È stata la mano di Dio

di Paolo Sorrentino
Biografico/drammatico, Italia 2021, 130 minuti
Scheda di: 
Fascicolo: febbraio 2022

I luoghi dove nasciamo e cresciamo normalmente forgiano la nostra identità e il nostro rapporto con la realtà.

Con il suo ultimo film, il più apertamente autobiografico della sua produzione, Paolo Sorrentino torna alle sue radici, che prendono proprio la forma del rapporto viscerale con la sua città natale, Napoli. Se la Roma del pluripremiato La grande bellezza (2013) appariva onirica e forse un po’ stereotipata, la città partenopea emerge qui in tutta la sua vitalità e complessità, nei luoghi, nelle persone, nella lingua, nella cultura, e nei simboli. Fanno capolino fin dall’inizio San Gennaro, il Munaciello, e soprattutto Maradona, Mano de Dios, la cui entrata messianica, in una vibrante Napoli anni ‘80, fa da sfondo e al tempo stesso si intreccia con la narrazione autobiografica.

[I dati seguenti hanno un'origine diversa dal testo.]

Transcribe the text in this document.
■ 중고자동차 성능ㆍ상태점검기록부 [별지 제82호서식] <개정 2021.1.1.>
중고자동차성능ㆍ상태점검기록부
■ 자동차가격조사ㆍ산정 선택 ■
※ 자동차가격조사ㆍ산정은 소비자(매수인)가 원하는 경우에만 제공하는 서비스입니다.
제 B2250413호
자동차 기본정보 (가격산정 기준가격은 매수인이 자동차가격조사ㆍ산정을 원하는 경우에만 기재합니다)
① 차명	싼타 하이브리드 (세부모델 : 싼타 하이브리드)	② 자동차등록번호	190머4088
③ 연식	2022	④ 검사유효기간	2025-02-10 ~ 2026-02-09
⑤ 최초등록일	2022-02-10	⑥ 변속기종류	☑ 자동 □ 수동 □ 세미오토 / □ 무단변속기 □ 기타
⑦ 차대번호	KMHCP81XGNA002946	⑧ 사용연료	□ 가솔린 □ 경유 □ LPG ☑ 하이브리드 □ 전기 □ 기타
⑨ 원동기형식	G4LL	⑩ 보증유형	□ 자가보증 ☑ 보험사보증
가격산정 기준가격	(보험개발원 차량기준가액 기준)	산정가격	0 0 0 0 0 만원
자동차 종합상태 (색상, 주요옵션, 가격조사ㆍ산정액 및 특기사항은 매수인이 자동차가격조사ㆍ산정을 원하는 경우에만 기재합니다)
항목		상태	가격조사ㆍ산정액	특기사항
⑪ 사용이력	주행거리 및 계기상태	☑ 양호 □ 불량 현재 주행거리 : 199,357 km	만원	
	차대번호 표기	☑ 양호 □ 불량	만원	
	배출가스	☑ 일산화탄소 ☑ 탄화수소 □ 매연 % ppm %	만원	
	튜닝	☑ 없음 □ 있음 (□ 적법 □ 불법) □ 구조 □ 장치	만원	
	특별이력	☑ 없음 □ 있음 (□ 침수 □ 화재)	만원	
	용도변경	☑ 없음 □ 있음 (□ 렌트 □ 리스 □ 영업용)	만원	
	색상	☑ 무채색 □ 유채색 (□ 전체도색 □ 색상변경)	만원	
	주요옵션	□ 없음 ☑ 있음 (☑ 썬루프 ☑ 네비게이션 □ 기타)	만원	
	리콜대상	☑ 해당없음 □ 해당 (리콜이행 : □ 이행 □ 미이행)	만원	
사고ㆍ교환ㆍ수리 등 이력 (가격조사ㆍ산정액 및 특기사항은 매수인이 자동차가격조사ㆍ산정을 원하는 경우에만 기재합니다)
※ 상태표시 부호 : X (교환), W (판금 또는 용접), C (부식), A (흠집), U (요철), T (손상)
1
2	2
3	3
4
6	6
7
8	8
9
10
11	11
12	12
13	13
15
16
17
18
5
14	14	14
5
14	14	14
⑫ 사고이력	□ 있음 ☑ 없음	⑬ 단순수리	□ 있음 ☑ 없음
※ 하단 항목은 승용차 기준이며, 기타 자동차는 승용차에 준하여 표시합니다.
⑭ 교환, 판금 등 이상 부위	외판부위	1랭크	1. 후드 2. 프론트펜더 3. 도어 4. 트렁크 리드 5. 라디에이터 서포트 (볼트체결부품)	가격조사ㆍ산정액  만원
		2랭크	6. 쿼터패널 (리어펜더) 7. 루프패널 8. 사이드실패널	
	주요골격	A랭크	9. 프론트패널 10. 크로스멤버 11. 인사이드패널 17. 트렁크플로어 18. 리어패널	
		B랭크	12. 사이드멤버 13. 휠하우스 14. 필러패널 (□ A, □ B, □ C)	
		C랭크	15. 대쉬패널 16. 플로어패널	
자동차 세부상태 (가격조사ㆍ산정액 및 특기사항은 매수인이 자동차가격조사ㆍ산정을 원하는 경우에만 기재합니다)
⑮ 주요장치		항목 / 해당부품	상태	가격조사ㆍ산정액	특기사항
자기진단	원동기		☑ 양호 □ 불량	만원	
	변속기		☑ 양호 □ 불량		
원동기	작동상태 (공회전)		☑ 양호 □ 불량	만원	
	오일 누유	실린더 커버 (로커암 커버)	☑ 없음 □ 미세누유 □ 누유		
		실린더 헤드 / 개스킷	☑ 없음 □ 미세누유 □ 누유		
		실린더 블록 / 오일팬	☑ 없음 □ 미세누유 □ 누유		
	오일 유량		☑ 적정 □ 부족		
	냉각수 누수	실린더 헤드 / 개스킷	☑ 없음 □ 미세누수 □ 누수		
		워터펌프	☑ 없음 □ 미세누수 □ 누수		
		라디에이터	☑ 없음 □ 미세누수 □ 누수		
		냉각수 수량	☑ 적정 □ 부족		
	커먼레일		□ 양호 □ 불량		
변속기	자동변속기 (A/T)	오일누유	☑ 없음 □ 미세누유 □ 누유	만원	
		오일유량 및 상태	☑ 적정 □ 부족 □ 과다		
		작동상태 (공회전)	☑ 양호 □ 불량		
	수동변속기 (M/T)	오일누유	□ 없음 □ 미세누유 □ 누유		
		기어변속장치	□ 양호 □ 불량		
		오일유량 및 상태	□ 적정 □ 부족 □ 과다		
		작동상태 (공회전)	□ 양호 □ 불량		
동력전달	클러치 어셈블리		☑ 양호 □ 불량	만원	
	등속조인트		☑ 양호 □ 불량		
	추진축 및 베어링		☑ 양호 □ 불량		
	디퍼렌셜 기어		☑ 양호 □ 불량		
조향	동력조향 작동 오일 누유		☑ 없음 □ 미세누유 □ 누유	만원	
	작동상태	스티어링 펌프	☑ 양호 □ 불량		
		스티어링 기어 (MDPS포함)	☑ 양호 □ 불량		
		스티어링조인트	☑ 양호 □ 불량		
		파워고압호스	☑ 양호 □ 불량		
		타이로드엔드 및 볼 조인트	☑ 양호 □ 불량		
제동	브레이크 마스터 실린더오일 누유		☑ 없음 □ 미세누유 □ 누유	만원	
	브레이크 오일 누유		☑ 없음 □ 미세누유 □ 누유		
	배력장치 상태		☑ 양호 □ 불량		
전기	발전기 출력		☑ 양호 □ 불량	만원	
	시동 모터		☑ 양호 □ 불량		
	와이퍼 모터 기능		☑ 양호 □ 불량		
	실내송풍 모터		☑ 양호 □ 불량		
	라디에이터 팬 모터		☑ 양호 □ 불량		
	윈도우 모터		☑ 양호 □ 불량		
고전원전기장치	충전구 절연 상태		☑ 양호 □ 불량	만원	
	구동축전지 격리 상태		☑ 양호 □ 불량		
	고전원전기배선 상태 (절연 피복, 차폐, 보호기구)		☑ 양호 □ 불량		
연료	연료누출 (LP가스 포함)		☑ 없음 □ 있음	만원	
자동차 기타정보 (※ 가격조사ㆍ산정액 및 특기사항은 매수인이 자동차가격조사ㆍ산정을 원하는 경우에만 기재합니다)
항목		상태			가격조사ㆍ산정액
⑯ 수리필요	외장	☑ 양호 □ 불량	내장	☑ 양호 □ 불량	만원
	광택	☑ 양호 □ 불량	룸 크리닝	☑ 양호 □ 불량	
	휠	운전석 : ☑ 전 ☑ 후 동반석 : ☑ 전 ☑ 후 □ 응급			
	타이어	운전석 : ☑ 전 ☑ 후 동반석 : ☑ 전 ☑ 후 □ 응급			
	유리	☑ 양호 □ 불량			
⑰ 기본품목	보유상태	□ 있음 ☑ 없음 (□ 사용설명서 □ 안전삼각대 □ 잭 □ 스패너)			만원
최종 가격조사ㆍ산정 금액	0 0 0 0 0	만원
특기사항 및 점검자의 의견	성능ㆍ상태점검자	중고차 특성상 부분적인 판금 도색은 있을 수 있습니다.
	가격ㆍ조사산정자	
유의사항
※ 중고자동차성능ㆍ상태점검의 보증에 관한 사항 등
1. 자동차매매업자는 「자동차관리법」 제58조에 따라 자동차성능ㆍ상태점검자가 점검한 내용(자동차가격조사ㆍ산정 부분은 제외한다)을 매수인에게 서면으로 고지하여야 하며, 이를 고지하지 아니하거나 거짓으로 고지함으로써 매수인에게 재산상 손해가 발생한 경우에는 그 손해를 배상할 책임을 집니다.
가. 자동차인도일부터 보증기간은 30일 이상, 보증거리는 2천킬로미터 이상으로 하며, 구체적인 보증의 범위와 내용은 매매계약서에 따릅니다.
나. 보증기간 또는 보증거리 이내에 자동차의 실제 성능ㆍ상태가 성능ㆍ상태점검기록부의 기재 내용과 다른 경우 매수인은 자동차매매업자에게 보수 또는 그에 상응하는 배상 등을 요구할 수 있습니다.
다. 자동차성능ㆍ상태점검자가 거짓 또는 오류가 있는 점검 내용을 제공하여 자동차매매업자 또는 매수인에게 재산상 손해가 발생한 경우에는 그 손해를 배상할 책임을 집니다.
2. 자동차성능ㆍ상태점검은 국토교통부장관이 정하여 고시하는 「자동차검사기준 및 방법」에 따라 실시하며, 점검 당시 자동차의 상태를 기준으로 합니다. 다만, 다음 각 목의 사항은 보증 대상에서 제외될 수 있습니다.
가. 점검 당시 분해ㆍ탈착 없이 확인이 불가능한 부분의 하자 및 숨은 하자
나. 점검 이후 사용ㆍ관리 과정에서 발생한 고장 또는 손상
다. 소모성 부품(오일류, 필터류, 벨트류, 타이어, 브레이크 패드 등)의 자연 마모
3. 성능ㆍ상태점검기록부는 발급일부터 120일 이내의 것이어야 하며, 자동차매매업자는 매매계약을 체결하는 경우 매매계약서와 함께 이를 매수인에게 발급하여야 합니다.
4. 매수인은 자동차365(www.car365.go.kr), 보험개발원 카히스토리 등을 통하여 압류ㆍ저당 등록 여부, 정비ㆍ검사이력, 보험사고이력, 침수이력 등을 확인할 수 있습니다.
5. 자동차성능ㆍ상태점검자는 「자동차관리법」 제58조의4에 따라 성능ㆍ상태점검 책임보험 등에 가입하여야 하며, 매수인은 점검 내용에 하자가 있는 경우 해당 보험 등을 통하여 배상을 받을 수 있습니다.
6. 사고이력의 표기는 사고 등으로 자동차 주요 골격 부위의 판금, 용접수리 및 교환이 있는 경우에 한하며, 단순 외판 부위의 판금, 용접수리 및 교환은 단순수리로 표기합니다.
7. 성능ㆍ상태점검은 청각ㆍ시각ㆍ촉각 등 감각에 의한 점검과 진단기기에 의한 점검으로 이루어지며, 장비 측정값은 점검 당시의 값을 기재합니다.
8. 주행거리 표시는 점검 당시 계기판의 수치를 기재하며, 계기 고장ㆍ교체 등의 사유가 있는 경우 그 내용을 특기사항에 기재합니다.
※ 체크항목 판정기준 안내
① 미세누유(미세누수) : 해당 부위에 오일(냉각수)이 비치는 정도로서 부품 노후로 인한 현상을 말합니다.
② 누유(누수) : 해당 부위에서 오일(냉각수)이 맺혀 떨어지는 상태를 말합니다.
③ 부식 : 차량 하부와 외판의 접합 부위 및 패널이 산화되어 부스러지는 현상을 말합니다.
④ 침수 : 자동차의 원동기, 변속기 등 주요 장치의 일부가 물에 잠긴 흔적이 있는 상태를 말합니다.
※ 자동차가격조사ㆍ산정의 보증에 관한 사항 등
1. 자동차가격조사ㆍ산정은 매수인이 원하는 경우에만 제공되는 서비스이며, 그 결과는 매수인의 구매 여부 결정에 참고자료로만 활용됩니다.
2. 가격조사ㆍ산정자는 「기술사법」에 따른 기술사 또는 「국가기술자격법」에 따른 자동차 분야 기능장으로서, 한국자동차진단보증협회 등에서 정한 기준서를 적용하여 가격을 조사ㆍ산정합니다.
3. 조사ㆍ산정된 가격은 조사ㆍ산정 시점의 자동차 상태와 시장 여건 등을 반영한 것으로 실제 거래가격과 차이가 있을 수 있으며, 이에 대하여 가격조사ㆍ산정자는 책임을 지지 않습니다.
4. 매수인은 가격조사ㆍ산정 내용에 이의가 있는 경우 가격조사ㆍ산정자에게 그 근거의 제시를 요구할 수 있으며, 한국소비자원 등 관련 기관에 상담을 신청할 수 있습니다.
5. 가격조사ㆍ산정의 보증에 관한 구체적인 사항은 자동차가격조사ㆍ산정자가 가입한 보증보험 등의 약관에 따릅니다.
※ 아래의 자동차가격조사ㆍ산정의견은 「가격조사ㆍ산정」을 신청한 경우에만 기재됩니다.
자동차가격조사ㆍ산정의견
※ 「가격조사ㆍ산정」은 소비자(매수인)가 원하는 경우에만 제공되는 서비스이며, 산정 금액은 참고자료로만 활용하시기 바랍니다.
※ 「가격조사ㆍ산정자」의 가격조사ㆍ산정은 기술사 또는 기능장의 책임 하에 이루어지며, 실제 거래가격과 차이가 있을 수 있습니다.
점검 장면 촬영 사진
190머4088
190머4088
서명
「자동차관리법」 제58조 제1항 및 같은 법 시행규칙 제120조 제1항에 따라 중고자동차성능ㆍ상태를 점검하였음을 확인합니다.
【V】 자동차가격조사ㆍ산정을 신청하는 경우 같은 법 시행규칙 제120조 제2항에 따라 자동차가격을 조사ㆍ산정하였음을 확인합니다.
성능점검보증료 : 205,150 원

Il protagonista, l’adolescente Fabietto, alter ego del regista nella finzione come nella realtà, verrà davvero “salvato” dalla “Mano di Dio” (se quella calcistica o quella in senso proprio, è lasciato all’interpretazione dello spettatore). La tragedia della morte dei genitori, tratteggiata in tutta la sua “ordinaria” drammaticità, fa da spartiacque nella vita del protagonista, e il racconto apparentemente spensierato del suo variopinto universo familiare (pur già non esente dalle ben celate ombre che fanno parte della storia di ogni famiglia: «Non si sa mai cosa succede veramente nelle case degli altri», come afferma la baronessa vicina di casa) lascia spazio all’improvvisa esigenza di diventare grandi, e di (ri)pensare al futuro, che per Fabietto prenderà i contorni della sua passione per il cinema.

Vari sono dunque i temi che si intrecciano: dal tema del lutto e della perdita a quello del romanzo di formazione e della ricerca della propria “vocazione”, del proprio posto nella vita. In tutto questo, Napoli è molto più di uno sfondo: è parte della vita e della storia di Fabietto/Paolo. Il film intero, fin dalle sequenze iniziali, appare come un autentico nostos, un ritorno alla sua identità più profonda e vera, da cui il protagonista è invitato a “non disunirsi”, in un intenso dialogo con il regista Antonio Capuano.

I vari frammenti della storia e dell’anima del regista paiono ritrovare nello svolgimento del film una ricomposizione inaspettata e inedita. La città ne diviene in un certo senso lo specchio, e le sue varie “anime”, quella borghese e colta dello stesso Fabietto, quella popolana del contrabbandiere Armando, quella ruvida e artistica del regista Capuano, si incontrano e si scontrano, rappresentando i “mille colori” cantati da Pino Daniele nei titoli di coda, che stanno naturalmente e miracolosamente insieme in un unico quadro.

Napoli è Napoli, e il film è indubbiamente legato alle vicende personali del regista. La sua storia e la sua città tuttavia aprono anche noi spettatori alla possibilità di volgere uno sguardo rinnovato alle nostre vite, alle persone, ai luoghi e alle comunità che hanno contribuito a formare quello che siamo. Rivolgono anche a noi l’invito a non rassegnarci all’idea che la realtà sia semplicemente “scadente”, deludente, come Fabietto protesta nel suo dialogo con Capuano; l’invito a non disunirci dalle nostre radici, persino da quelle che affondano nelle esperienze più dolorose, perché in esse si svela il senso di un futuro ancora da costruire.